Monday, October 26, 2015

WHY ARE CARSON AND TRUMP WINNING? HERE'S A THEORY.

Ben Carson went on Meet the Press yesterday and said one of those things he says:
Republican presidential candidate Ben Carson compared abortion to slavery in an interview on Sunday, insisting women who are raped or victims of incest should not be allowed to terminate their pregnancies. “Think about this,” Carson said on NBC’s Meet the Press. “During slavery -- and I know that’s one of those words you’re not supposed to say but I’m saying it -- during slavery, a lot of slave-owners thought they had the right to do whatever they wanted to that slave, anything that they chose. And what if the abolitionists had said, ‘I don’t believe in slavery but you guys do whatever you want’? Where would be?”
The New York Times would have you believe that Carson is leading in two new Iowa polls and tied in a third in spite of statements like this, not because of them:
Mr. Carson’s support has not been dimmed by his statements on the unsuitability of a Muslim to be president; his linking of gun control and the Holocaust; and his likening of President Obama’s health care law to slavery. On the contrary, 57 percent of Republicans in the [Des Moines Register] poll rated as “very attractive” his comparison of the health care law to slavery, and 73 percent said his opposition to a Muslim as president made him more attractive.
And we've been through this, of course with Donald Trump -- who also says offensive things and is still leading everywhere except Iowa.

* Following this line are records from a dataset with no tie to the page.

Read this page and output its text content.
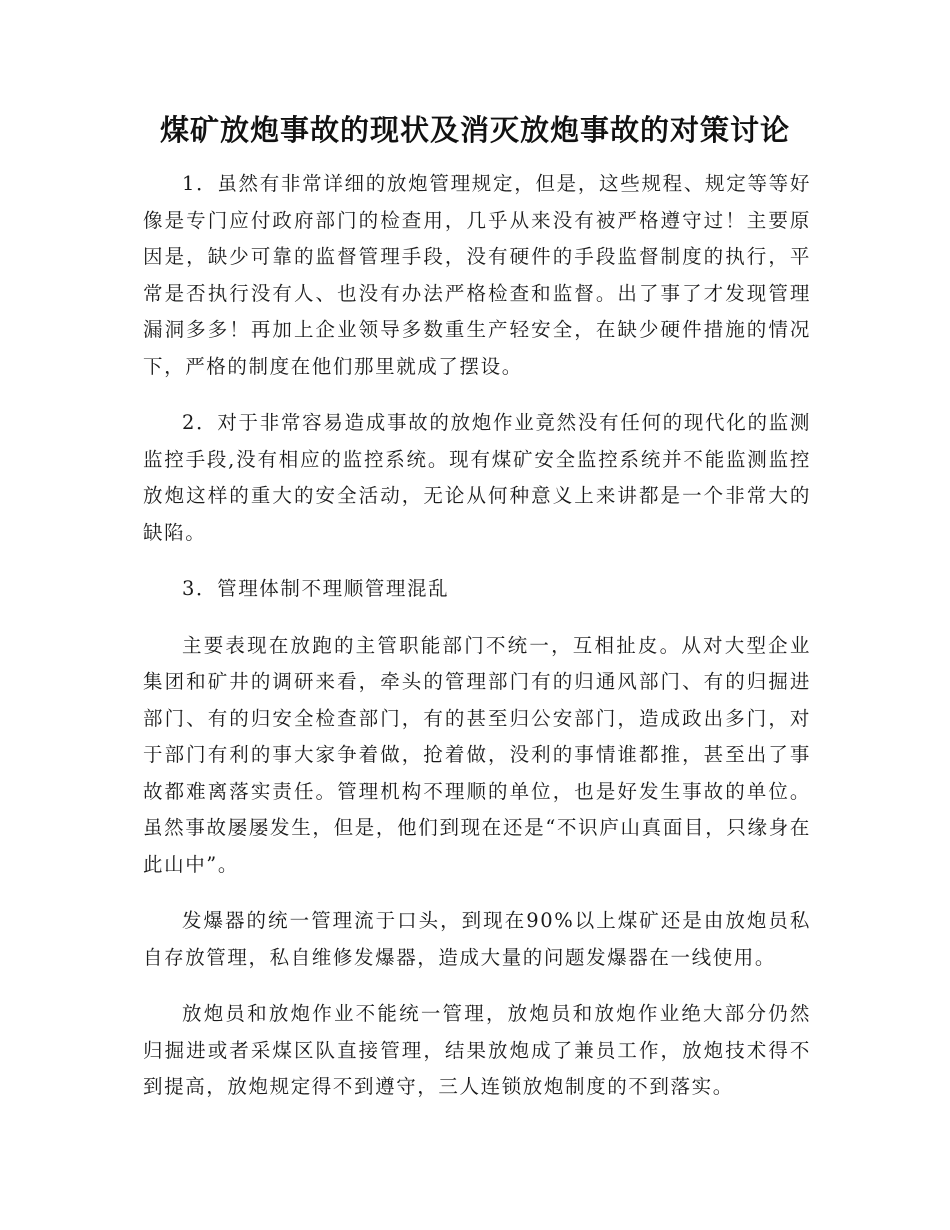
煤矿放炮事故的现状及消灭放炮事故的对策讨论

1．虽然有非常详细的放炮管理规定，但是，这些规程、规定等等好像是专门应付政府部门的检查用，几乎从来没有被严格遵守过！主要原因是，缺少可靠的监督管理手段，没有硬件的手段监督制度的执行，平常是否执行没有人、也没有办法严格检查和监督。出了事了才发现管理漏洞多多！再加上企业领导多数重生产轻安全，在缺少硬件措施的情况下，严格的制度在他们那里就成了摆设。

2．对于非常容易造成事故的放炮作业竟然没有任何的现代化的监测监控手段,没有相应的监控系统。现有煤矿安全监控系统并不能监测监控放炮这样的重大的安全活动，无论从何种意义上来讲都是一个非常大的缺陷。

3．管理体制不理顺管理混乱

主要表现在放跑的主管职能部门不统一，互相扯皮。从对大型企业集团和矿井的调研来看，牵头的管理部门有的归通风部门、有的归掘进部门、有的归安全检查部门，有的甚至归公安部门，造成政出多门，对于部门有利的事大家争着做，抢着做，没利的事情谁都推，甚至出了事故都难离落实责任。管理机构不理顺的单位，也是好发生事故的单位。虽然事故屡屡发生，但是，他们到现在还是“不识庐山真面目，只缘身在此山中”。

发爆器的统一管理流于口头，到现在90%以上煤矿还是由放炮员私自存放管理，私自维修发爆器，造成大量的问题发爆器在一线使用。

放炮员和放炮作业不能统一管理，放炮员和放炮作业绝大部分仍然归掘进或者采煤区队直接管理，结果放炮成了兼员工作，放炮技术得不到提高，放炮规定得不到遵守，三人连锁放炮制度的不到落实。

What's going on? Yes, the things Carson and Trump say fire people up, but what do they have to do with suitability for the presidency?

Well, you have to think about what the GOP's crazy base wants. The base wants Republicans in Congress to smash the status quo right now, despite the fact that this is literally impossible, because the GOP doesn't hold the White House and doesn't have congressional majorities big enough to overturn vetoes.

But when Republican base voters perceive tyranny in America, they don't just perceive it in government. They think the culture is tyrannical. They see the culture -- the "politically correct" culture, in their words -- as a liberal-fascist dictatorship, just like the Obama presidency.

The difference, in their eyes, is that Carson and Trump actually are striking serious blows against this fascist dictatorship. Congress hasn't found a way to repeal Obamacare or crush Planned Parenthood or permanently block the next debt-ceiling increase or make gay marriage illegal again, and that makes GOP base voters furious at all the party's politicians because, dammit, they ought to be able to do something -- but Ben Carson can say "Nazi, Nazi, Nazi" and get away with it, and Donald Trump can say that undocumented immigrants are feral rapists and get away with that, and that, to Republican voters, is a real blow against the liberal-fascist power structure.

So to you, to me, to the non-conservative media, and even to the Republican mainstream, it looks as if Carson and Trump have never demonstrated that they can be at all effective in government -- but to the base they are demonstrating it, and the rest of the candidates have demonstrated nothing but helplessness, because they've never undermined totalitarianism.

I suppose there's more to the Trump/Carson phenomenon than this. But I think this is the foundation.